Paper 1: (Thematic study) Myth and Religion

Pupils will study myths regarding the role of the gods and heroes in the founding of Athens and Rome and the importance of Heracles/Hercules to both the Greek and Roman world. These are well known stories that pupils will enjoy engaging with and studying in increased depth. Myth as a symbol of power will also be explored, as will ever-popular myths about the underworld. Pupils will also look at the role of religion in the everyday lives of ancient Greeks and Romans.

Paper 2:  (Literature and Culture) Roman City Life

Pupils will explore everyday life in Roman cities, with a particular focus on the Imperial period and popular sites and artefacts from Rome, Ostia, Pompeii and Herculaneum. The Culture section of this component comprises a study of a variety of aspects of Roman society including Roman housing, education and the lives of young people in the Roman world. The Roman social system was notorious for its intrigues and politics and this, coupled with the study of the spectacle provided by Roman entertainment, provides an exciting and enjoyable course for pupils. The Literature topics examine poetry and prose, fiction and non-fiction texts.

A Level y12-13

Examination Board          OCR

Web address:          

Specification:                     A-Level (H408)

Description of Course:

Pupils do not need to have studied the subject at GCSE, nor is any knowledge of Latin or Greek required. Pupils do three modules for this A-level, as listed below.

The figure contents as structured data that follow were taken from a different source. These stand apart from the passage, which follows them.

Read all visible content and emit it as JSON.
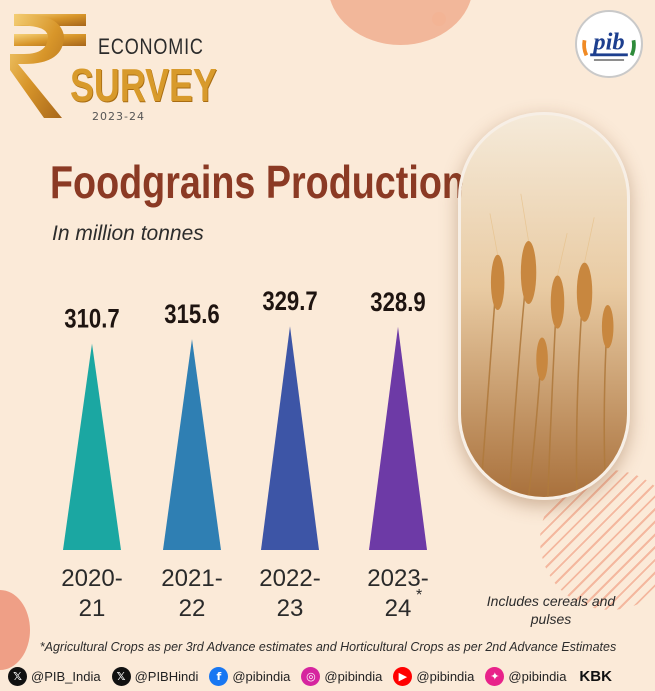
{
  "header": {
    "logo_line1": "ECONOMIC",
    "logo_line2": "SURVEY",
    "logo_year": "2023-24"
  },
  "title": "Foodgrains Production",
  "subtitle": "In million tonnes",
  "chart_data": {
    "type": "bar",
    "shape": "triangle",
    "categories": [
      {
        "line1": "2020-",
        "line2": "21"
      },
      {
        "line1": "2021-",
        "line2": "22"
      },
      {
        "line1": "2022-",
        "line2": "23"
      },
      {
        "line1": "2023-",
        "line2": "24",
        "mark": "*"
      }
    ],
    "values": [
      310.7,
      315.6,
      329.7,
      328.9
    ],
    "value_labels": [
      "310.7",
      "315.6",
      "329.7",
      "328.9"
    ],
    "colors": [
      "#1ba7a2",
      "#2f7fb3",
      "#3d55a6",
      "#6d3aa6"
    ],
    "ylabel": "In million tonnes",
    "grid": false,
    "legend": "none"
  },
  "note": "Includes cereals and pulses",
  "footnote": "*Agricultural Crops as per 3rd Advance estimates and Horticultural Crops as per 2nd Advance Estimates",
  "social": [
    {
      "icon": "x-icon",
      "color": "#111111",
      "glyph": "𝕏",
      "handle": "@PIB_India"
    },
    {
      "icon": "x-icon",
      "color": "#111111",
      "glyph": "𝕏",
      "handle": "@PIBHindi"
    },
    {
      "icon": "facebook-icon",
      "color": "#1877f2",
      "glyph": "f",
      "handle": "@pibindia"
    },
    {
      "icon": "instagram-icon",
      "color": "#d6249f",
      "glyph": "◎",
      "handle": "@pibindia"
    },
    {
      "icon": "youtube-icon",
      "color": "#ff0000",
      "glyph": "▶",
      "handle": "@pibindia"
    },
    {
      "icon": "kooapp-icon",
      "color": "#e8228a",
      "glyph": "✦",
      "handle": "@pibindia"
    }
  ],
  "credit": "KBK"
}
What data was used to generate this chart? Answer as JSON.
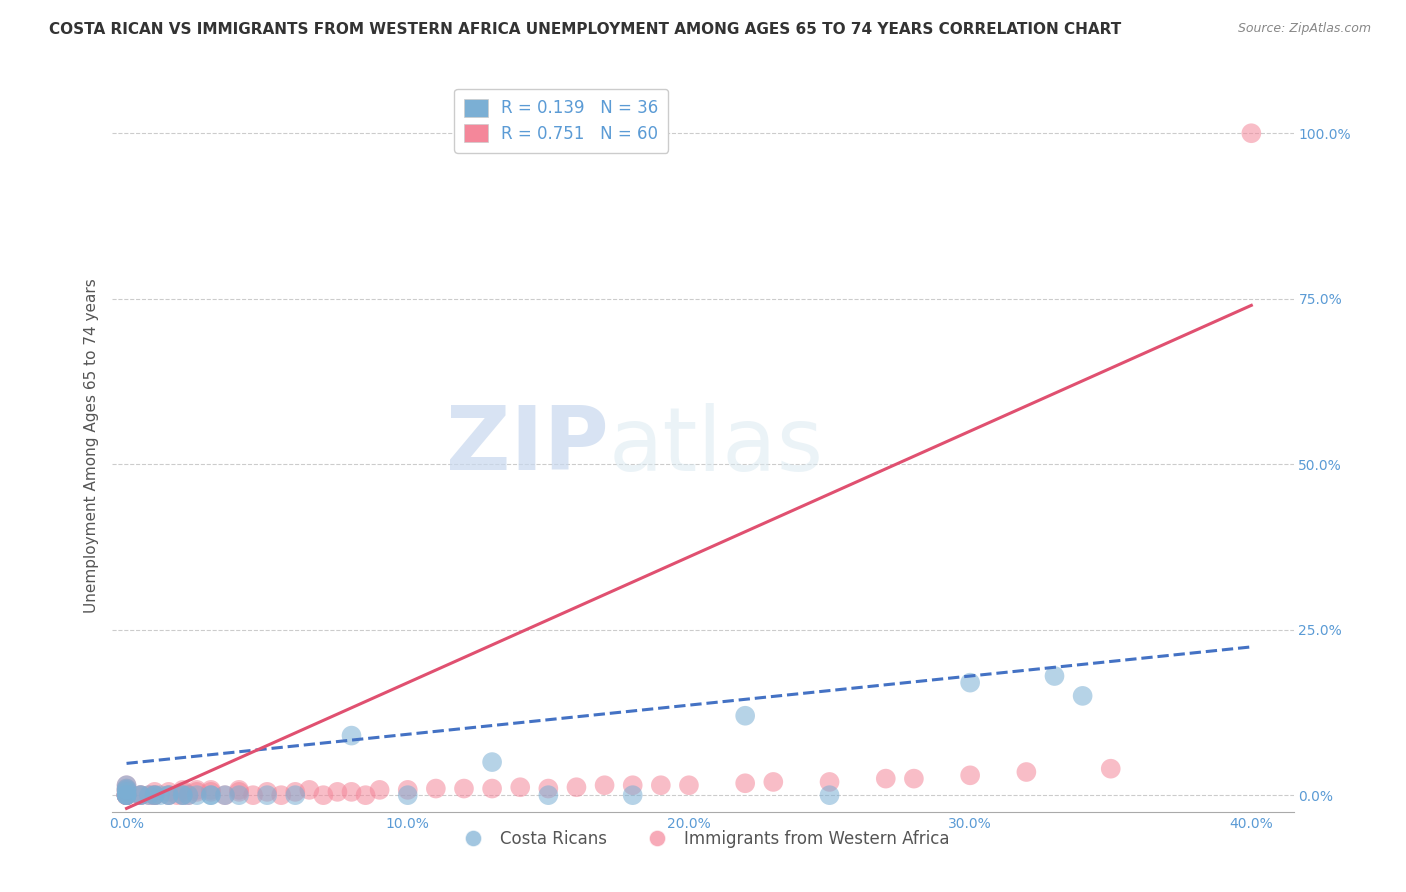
{
  "title": "COSTA RICAN VS IMMIGRANTS FROM WESTERN AFRICA UNEMPLOYMENT AMONG AGES 65 TO 74 YEARS CORRELATION CHART",
  "source": "Source: ZipAtlas.com",
  "ylabel": "Unemployment Among Ages 65 to 74 years",
  "xlabel_ticks": [
    "0.0%",
    "10.0%",
    "20.0%",
    "30.0%",
    "40.0%"
  ],
  "xlabel_values": [
    0.0,
    0.1,
    0.2,
    0.3,
    0.4
  ],
  "ylabel_ticks": [
    "0.0%",
    "25.0%",
    "50.0%",
    "75.0%",
    "100.0%"
  ],
  "ylabel_values": [
    0.0,
    0.25,
    0.5,
    0.75,
    1.0
  ],
  "xlim": [
    -0.005,
    0.415
  ],
  "ylim": [
    -0.025,
    1.08
  ],
  "legend_entries": [
    {
      "label": "R = 0.139   N = 36",
      "color": "#aac4e2"
    },
    {
      "label": "R = 0.751   N = 60",
      "color": "#f5b8c8"
    }
  ],
  "costa_rican_x": [
    0.0,
    0.0,
    0.0,
    0.0,
    0.0,
    0.0,
    0.0,
    0.0,
    0.005,
    0.005,
    0.008,
    0.01,
    0.01,
    0.012,
    0.015,
    0.015,
    0.02,
    0.02,
    0.022,
    0.025,
    0.03,
    0.03,
    0.035,
    0.04,
    0.05,
    0.06,
    0.08,
    0.1,
    0.13,
    0.15,
    0.18,
    0.22,
    0.25,
    0.3,
    0.33,
    0.34
  ],
  "costa_rican_y": [
    0.0,
    0.0,
    0.0,
    0.0,
    0.005,
    0.008,
    0.01,
    0.015,
    0.0,
    0.0,
    0.0,
    0.0,
    0.0,
    0.0,
    0.0,
    0.0,
    0.0,
    0.0,
    0.0,
    0.0,
    0.0,
    0.0,
    0.0,
    0.0,
    0.0,
    0.0,
    0.09,
    0.0,
    0.05,
    0.0,
    0.0,
    0.12,
    0.0,
    0.17,
    0.18,
    0.15
  ],
  "western_africa_x": [
    0.0,
    0.0,
    0.0,
    0.0,
    0.0,
    0.0,
    0.0,
    0.0,
    0.0,
    0.0,
    0.005,
    0.005,
    0.008,
    0.01,
    0.01,
    0.01,
    0.015,
    0.015,
    0.018,
    0.02,
    0.02,
    0.02,
    0.022,
    0.025,
    0.025,
    0.03,
    0.03,
    0.035,
    0.04,
    0.04,
    0.045,
    0.05,
    0.055,
    0.06,
    0.065,
    0.07,
    0.075,
    0.08,
    0.085,
    0.09,
    0.1,
    0.11,
    0.12,
    0.13,
    0.14,
    0.15,
    0.16,
    0.17,
    0.18,
    0.19,
    0.2,
    0.22,
    0.23,
    0.25,
    0.27,
    0.28,
    0.3,
    0.32,
    0.35,
    0.4
  ],
  "western_africa_y": [
    0.0,
    0.0,
    0.0,
    0.0,
    0.0,
    0.0,
    0.005,
    0.008,
    0.01,
    0.015,
    0.0,
    0.0,
    0.0,
    0.0,
    0.0,
    0.005,
    0.0,
    0.005,
    0.0,
    0.0,
    0.005,
    0.008,
    0.0,
    0.005,
    0.008,
    0.005,
    0.008,
    0.0,
    0.005,
    0.008,
    0.0,
    0.005,
    0.0,
    0.005,
    0.008,
    0.0,
    0.005,
    0.005,
    0.0,
    0.008,
    0.008,
    0.01,
    0.01,
    0.01,
    0.012,
    0.01,
    0.012,
    0.015,
    0.015,
    0.015,
    0.015,
    0.018,
    0.02,
    0.02,
    0.025,
    0.025,
    0.03,
    0.035,
    0.04,
    1.0
  ],
  "costa_rican_color": "#7bafd4",
  "western_africa_color": "#f4879a",
  "costa_rican_line_color": "#4472c4",
  "western_africa_line_color": "#e05070",
  "background_color": "#ffffff",
  "watermark_zip": "ZIP",
  "watermark_atlas": "atlas",
  "grid_color": "#cccccc",
  "title_fontsize": 11,
  "axis_label_fontsize": 11,
  "tick_fontsize": 10,
  "legend_fontsize": 12,
  "cr_line_intercept": 0.048,
  "cr_line_slope": 0.44,
  "wa_line_intercept": -0.02,
  "wa_line_slope": 1.9
}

Paper 1: The World of the Hero

This is a compulsory component consisting of an in-depth study of Homer’s Iliad or Odyssey and Virgil’s Aeneid. Pupils focus on the concept of the hero in the ancient world and how it evolved over time.

Paper 2: Culture and the arts

The drama produced in the ancient Greek theatre forms some of the most powerful literature of the ancient world, and has had a profound and wide-reaching influence on modern culture.

To fully understand this cultural phenomenon requires study of not only the plays but the context in which their form and production developed. To develop this understanding this component involves the study of the physical theatre space used by the Greeks to stage their dramas, and also depictions of this staging in the visual/material record.

This study of the production of Greek drama is coupled with an in–depth study of three plays, all of which have proven to be enduring favourites. The themes and concepts explored by these plays are of significant relevance and interest as much to the modern audience as they were to that of the original performance. The plays and material culture included in the specification provide learners with a range of interesting sources which will allow them to explore, evaluate and understand this aspect of ancient culture and its relevance to us in the modern world.

Paper 3: Beliefs and ideas

Pupils study Greek religion. Religion was an essential part of ancient Greek identity, permeating all strata of society and all aspects of an individual’s daily life. Religion could be connected to the household, to life in the city or life in the countryside; moreover politics and religion were intertwined to the extent that political decisions were sometimes made on the basis of divine oracular intervention. Religion was also an important tool for the creation of local and Panhellenic identities, as well as of competition between the Greek city-states.

Studying the practicalities of religious ritual, and the role it played in society, alongside the functions and layout of famous temple complexes, make this component tangible for learners and help develop their sense of the central role religion played in the life of everyday people.

Learners will also explore the nature of the gods and their relationship with mortals. Key to this is the depiction of the gods by Homer and Hesiod, whom Herodotus credited with giving the Greeks their first understanding of the characters and responsibilities of the gods. Also included are the very different role of Mystery Cults, and the tensions caused by the rise of philosophical thinking.